I find these odds realistic. My reasoning is: Temperatures were flat over 10 years and start to go down now due to beginning of solar minimum. So we are still near the maximum of the curve. It’s like a sine wave added to a long term warming trend starting in 1850. So even tough i expect 3 cool decades, i go along with what the odds say.
Maybe a bookie is a better (and cheaper) predictor than the GCM’s.

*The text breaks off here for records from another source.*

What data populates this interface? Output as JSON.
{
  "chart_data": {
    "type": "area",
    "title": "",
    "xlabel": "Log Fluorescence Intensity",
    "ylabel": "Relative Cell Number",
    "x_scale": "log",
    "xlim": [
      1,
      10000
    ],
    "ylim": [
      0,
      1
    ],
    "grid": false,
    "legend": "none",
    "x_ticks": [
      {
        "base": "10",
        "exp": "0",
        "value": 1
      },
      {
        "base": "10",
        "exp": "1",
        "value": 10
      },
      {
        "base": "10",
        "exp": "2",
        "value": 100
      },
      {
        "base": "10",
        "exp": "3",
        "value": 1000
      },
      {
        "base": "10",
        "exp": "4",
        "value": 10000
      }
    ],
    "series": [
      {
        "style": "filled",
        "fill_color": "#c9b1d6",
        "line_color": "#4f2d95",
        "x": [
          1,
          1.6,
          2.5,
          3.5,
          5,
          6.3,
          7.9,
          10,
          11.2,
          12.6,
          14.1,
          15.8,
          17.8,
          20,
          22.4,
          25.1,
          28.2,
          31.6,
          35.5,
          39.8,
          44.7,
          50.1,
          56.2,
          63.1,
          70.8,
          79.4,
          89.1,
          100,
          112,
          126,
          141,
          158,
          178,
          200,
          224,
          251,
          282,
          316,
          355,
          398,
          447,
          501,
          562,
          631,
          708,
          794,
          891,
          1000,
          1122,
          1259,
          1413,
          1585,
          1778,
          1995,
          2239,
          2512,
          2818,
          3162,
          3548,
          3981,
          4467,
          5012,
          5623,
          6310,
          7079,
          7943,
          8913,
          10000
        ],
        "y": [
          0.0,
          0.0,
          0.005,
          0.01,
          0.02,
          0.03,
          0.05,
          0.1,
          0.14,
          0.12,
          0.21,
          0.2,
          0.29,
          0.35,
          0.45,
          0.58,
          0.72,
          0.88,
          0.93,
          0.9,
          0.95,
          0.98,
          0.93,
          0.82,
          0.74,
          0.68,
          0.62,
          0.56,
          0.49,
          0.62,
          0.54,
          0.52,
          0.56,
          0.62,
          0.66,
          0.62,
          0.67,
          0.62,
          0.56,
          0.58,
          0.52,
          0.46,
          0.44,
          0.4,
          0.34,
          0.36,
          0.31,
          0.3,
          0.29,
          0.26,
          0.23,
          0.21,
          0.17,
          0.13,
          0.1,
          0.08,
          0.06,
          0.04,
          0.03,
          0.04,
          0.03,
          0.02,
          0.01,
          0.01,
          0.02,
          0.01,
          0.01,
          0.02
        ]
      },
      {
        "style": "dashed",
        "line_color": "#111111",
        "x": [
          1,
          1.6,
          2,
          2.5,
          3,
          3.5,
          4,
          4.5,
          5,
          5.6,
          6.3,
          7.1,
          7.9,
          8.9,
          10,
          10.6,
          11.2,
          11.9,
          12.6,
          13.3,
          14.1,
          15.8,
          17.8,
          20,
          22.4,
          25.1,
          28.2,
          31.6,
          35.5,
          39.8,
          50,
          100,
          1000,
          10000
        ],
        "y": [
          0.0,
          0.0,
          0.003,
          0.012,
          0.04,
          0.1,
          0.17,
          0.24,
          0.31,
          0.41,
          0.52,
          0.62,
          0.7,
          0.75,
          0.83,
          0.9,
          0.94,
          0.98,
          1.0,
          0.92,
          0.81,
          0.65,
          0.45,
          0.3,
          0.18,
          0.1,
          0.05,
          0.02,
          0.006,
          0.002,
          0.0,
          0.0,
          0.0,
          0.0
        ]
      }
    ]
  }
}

Smokey, to add to your point, for a while in my career, my job was to design & build control systems for “growth chambers”. These chambers were for speeding early growth of plants. You had to control not only temperature and humidity, but added CO2 to speed things along. It was interesting to see what a difference CO2 made on plant growth.
DirkH says:
We have a much larger population than we did then, and a great many of them depend on the energy we get from fossil fuels.
At the margins, there is an opportunity for a great many deaths if cold weather affects crops and the supply of fuels and the distribution of electricity.